Okay, so we're actually in the middle of a(nother) Winter Storm Warning. Albeit one that is, for once, quite a bit lighter than predicted.

But, nonetheless, it is March. And peeking over at my handy vegetable planting guide provided by Gateway Greening, I see lots of activity starting in March. Along with the rest of the country, I am anticipating the explosion of outdoor activities, and happiness, that the highly anticipated spring will bestow upon us. For me, that particularly means making things grow.

This year I expect I’ll have to tack a couple weeks onto the traditional planting dates because of the bitter cold. But that means that very soon, peas go in the ground. They can handle some snow and they hate the heat. With our luck, we’ll transition smoothly and quickly to some freak heat wave like we experienced two years ago. Time will tell.
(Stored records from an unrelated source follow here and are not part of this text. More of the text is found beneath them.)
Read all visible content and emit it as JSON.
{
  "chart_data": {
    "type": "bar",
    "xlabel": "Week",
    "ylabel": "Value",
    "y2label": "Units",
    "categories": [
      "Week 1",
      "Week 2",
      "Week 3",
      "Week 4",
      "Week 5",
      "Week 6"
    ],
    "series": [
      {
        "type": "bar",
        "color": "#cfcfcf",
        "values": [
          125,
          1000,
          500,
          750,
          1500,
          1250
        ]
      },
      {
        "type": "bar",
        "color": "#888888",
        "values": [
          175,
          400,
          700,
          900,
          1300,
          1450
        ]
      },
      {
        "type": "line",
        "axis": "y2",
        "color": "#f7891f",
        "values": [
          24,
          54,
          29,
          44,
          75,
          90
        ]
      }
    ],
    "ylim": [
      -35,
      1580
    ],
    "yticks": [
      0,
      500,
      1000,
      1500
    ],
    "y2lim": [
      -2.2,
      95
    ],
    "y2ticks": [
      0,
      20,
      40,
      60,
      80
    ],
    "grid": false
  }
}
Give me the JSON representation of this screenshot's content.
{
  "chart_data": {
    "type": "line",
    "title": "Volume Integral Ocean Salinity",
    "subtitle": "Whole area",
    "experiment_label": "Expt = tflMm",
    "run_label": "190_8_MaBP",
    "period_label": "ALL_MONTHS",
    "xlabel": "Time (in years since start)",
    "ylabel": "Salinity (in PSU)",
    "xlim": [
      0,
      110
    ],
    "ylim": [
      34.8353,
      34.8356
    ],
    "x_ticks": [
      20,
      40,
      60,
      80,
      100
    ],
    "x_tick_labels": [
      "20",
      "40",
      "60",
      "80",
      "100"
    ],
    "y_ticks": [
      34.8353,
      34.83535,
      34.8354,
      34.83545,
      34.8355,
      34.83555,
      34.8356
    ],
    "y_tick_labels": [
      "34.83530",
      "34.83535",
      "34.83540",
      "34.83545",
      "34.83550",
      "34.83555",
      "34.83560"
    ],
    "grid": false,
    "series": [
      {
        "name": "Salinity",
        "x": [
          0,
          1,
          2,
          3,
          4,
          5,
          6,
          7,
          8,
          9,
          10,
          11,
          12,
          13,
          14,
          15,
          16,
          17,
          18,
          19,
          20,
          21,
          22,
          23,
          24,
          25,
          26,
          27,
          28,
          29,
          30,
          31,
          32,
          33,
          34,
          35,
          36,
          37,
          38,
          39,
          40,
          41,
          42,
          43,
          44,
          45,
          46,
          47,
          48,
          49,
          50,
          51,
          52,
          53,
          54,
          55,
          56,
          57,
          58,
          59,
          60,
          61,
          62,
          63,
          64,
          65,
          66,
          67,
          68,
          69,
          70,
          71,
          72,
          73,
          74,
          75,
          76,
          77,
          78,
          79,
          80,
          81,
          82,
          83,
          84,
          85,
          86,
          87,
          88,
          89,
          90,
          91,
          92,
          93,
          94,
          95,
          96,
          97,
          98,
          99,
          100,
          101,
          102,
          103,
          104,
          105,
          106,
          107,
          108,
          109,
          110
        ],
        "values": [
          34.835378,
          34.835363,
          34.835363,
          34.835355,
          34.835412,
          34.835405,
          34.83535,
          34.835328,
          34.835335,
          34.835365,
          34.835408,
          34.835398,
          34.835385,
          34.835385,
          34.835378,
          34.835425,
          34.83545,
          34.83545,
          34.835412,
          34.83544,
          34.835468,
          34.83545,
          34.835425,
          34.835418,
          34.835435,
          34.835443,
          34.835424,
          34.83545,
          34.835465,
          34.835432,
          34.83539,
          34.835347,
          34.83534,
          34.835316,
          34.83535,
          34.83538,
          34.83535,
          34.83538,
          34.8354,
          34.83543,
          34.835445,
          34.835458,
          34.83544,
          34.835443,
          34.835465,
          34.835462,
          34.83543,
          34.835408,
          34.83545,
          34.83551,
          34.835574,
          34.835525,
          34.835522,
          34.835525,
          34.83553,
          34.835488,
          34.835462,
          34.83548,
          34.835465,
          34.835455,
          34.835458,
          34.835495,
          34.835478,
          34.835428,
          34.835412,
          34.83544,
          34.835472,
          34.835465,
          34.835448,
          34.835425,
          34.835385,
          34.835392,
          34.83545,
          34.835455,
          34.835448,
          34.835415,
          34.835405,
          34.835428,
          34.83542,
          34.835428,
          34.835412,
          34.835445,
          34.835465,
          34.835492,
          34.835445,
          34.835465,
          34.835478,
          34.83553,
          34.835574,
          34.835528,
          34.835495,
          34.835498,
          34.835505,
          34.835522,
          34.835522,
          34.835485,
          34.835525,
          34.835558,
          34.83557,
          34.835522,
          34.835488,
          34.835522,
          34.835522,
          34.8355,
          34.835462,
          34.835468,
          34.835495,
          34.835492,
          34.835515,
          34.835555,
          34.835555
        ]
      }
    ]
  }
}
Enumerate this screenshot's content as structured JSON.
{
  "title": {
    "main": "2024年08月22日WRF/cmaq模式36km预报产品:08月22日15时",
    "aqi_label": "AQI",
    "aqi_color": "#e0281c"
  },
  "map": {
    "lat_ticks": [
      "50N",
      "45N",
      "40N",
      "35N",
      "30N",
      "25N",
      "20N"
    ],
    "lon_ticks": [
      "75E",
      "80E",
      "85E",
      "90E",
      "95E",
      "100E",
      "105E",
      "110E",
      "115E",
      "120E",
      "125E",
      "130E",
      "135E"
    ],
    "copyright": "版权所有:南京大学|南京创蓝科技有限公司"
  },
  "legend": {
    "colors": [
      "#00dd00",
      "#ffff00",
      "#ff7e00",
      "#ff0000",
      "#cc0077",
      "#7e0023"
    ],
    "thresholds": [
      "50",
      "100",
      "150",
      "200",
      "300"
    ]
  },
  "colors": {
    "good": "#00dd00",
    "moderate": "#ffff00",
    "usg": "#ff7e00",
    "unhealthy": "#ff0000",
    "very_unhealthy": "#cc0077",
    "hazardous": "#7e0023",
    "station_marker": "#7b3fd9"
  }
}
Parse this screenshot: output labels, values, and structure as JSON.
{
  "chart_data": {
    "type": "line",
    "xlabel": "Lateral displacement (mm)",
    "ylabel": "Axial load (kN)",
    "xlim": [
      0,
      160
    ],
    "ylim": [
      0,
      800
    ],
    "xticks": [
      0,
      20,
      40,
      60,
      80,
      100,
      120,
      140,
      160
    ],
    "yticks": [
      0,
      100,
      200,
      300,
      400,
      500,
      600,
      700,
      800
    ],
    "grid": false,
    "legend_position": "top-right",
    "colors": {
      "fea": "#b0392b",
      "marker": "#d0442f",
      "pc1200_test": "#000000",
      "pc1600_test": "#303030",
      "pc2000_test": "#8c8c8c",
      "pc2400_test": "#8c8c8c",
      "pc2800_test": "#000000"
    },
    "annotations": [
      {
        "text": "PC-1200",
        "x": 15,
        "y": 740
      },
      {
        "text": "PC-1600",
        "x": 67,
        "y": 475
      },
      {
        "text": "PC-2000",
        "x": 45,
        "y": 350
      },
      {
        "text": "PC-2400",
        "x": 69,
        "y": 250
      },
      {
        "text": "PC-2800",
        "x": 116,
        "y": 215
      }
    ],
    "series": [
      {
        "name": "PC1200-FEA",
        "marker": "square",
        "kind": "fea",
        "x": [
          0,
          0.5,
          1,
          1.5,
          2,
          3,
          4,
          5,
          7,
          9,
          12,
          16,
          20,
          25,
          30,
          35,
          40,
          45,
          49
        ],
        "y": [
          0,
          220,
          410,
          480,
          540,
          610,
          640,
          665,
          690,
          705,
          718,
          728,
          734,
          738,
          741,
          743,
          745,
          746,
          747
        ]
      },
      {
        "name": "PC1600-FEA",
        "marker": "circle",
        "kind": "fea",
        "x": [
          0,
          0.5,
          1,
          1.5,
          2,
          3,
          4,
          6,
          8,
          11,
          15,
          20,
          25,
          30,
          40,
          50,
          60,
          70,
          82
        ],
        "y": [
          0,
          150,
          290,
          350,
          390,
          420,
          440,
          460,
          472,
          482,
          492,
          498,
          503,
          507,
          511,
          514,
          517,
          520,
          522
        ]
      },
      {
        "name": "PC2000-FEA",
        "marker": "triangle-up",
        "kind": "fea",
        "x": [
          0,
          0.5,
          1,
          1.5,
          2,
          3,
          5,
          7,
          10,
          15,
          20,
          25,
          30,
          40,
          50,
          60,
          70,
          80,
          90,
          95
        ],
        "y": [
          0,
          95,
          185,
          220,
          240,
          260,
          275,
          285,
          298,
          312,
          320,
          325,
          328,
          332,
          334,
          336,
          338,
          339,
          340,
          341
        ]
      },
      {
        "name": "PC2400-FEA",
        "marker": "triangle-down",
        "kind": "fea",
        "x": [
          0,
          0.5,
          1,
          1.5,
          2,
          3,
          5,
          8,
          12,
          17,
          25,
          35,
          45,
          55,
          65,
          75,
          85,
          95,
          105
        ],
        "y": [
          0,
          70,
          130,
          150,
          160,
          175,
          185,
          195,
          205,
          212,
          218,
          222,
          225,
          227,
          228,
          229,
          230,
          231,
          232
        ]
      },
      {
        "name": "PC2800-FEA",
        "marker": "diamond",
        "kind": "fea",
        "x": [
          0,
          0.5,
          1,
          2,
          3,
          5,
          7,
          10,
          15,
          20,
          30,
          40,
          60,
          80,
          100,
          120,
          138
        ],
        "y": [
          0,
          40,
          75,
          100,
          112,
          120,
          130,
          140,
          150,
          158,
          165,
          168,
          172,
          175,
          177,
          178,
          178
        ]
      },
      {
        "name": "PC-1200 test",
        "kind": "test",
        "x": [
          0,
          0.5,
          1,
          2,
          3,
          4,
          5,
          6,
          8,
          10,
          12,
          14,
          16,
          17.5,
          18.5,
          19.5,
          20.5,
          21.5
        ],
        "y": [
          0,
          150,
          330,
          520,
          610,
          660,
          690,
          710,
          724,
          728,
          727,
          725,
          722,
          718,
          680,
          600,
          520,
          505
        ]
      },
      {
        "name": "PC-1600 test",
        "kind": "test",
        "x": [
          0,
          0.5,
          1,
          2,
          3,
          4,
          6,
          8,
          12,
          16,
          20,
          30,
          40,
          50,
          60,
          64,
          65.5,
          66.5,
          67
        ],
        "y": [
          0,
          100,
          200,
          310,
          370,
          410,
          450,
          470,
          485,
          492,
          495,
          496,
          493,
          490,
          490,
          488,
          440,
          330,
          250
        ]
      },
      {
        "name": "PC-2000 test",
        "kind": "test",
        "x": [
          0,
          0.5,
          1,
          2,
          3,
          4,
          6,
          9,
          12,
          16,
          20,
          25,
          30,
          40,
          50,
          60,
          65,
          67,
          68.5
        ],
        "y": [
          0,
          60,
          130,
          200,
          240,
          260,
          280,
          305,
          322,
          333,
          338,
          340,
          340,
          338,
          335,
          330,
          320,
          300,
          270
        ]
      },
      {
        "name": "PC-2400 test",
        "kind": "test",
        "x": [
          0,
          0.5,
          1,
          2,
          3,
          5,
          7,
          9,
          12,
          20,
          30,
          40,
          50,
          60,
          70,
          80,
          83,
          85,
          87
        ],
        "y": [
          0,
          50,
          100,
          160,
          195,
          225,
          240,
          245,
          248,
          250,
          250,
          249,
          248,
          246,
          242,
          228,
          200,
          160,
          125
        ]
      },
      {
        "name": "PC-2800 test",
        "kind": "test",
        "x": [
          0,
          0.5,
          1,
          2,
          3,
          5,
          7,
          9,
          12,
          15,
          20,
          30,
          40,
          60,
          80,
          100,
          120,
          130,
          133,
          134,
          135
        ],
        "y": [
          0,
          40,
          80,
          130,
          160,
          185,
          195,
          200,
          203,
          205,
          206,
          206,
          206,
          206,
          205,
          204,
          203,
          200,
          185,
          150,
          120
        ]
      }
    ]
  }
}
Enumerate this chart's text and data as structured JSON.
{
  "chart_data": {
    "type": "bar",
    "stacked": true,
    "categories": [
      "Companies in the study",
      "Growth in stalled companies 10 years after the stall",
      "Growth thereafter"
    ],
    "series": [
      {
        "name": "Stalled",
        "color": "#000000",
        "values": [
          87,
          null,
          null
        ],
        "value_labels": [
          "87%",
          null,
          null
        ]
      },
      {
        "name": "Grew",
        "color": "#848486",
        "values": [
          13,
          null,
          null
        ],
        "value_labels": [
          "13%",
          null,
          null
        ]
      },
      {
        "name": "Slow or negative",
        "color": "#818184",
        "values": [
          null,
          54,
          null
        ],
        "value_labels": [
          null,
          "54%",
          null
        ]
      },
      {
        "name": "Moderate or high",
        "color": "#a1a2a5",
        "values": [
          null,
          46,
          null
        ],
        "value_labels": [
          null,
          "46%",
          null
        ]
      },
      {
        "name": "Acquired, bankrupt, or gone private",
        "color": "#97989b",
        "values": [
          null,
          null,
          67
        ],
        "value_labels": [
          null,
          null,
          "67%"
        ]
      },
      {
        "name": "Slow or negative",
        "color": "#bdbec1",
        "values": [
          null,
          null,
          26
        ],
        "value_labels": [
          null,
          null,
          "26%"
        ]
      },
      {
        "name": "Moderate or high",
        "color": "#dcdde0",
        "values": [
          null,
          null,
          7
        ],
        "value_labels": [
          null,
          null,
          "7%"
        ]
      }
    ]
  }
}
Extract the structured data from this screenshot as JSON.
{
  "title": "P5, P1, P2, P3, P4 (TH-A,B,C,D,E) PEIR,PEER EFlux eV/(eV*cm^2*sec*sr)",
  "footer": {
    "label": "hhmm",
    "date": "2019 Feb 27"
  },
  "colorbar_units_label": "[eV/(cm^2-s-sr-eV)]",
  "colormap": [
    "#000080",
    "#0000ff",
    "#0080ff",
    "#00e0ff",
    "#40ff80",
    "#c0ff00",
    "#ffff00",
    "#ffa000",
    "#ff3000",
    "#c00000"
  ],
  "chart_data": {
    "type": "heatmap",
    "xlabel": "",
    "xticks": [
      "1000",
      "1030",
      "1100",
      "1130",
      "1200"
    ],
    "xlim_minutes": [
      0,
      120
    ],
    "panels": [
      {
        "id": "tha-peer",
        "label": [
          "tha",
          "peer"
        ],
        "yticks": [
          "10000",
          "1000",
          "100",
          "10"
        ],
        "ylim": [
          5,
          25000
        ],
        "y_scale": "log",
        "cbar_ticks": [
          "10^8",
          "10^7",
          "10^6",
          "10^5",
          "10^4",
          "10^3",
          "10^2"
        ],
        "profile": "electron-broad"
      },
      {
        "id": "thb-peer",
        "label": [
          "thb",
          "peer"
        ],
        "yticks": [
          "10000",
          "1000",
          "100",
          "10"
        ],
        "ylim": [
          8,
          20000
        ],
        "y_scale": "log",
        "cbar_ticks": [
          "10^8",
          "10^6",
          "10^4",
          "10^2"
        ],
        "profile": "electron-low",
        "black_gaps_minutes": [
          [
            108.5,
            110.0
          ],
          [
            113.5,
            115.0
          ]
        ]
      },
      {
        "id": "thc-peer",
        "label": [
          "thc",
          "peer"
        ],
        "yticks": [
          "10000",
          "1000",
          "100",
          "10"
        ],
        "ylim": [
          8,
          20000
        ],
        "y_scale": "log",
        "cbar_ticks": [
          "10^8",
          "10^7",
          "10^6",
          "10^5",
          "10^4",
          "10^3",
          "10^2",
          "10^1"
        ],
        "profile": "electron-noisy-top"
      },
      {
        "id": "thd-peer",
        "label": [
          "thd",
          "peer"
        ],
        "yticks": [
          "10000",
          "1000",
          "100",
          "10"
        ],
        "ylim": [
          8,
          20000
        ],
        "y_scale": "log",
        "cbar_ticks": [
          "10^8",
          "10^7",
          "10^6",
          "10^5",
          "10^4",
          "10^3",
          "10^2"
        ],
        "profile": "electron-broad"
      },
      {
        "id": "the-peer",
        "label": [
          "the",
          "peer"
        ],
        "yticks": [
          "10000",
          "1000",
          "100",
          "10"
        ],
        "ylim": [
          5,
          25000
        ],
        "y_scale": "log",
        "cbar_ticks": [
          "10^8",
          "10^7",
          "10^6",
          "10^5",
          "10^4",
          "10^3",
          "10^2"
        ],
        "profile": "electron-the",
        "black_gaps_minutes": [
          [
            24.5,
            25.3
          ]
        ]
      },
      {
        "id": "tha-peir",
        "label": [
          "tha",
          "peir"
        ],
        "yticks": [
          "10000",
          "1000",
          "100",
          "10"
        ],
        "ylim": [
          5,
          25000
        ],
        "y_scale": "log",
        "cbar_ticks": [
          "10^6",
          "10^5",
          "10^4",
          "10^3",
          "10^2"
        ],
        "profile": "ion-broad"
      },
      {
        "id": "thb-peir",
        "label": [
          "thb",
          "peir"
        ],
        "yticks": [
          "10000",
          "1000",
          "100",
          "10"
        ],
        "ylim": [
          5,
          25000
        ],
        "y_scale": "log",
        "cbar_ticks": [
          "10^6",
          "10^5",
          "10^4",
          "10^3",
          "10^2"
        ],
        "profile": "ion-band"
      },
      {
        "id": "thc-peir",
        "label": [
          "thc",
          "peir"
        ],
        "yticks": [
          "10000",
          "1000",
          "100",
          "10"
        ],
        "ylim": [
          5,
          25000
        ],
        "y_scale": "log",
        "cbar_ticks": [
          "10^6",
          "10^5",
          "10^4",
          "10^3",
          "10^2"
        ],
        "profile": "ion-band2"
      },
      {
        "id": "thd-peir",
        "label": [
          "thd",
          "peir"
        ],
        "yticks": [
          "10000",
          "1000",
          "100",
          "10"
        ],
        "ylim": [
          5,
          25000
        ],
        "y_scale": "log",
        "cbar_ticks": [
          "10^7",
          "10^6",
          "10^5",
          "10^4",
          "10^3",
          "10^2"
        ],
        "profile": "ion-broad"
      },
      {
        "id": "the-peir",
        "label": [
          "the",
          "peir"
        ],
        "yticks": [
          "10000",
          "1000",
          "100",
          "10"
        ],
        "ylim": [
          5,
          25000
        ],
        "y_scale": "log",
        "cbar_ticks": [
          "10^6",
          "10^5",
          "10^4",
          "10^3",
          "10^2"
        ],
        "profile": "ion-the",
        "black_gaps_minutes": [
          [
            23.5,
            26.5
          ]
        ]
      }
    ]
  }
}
Peas first. Then lettuces, and the cole crops like broccoli and cabbage. (Side note: I definitely used to think the term was “cold crops” because, you know, they liked the cold.) Beets and carrots. Radishes and turnips. I could be eating fresh salad in 45 days give or take. Just as important, I’ll be digging into fresh, if cold, soil in a couple weeks. There are few things better.

Unlike last year, I am not starting any seeds indoors. I don’t really have the room in my new apartment and I’m planning to move apartments again. The greenhouse at Washington University has traditionally had a seedling sale on Mother’s day and I am hoping to snag some vegetable seedlings there in May. With my move I may have two gardens going on simultaneously, if I am that much of a masochist. I am getting a jump on early spring planting in my current space. But I certainly hope to find another community garden or have access to a yard wherever I move to continue the warm summer crops.

Although maintaining two gardens in two different locations in the city is probably well beyond my organizational skills, it is a good opportunity to learn more about gardening more quickly than I otherwise would be able to. That is one frustrating thing about gardening, you only get one shot each year.

My other outlet will be helping the Bell Demonstration Garden on Saturdays. I started volunteering last summer and hope to do so again starting this spring. Yet another opportunity to learn from people who really know what they’re doing in the garden.

I’ll update on the garden throughout the season and I hope that documenting it will allow me to reflect on what does and does not work!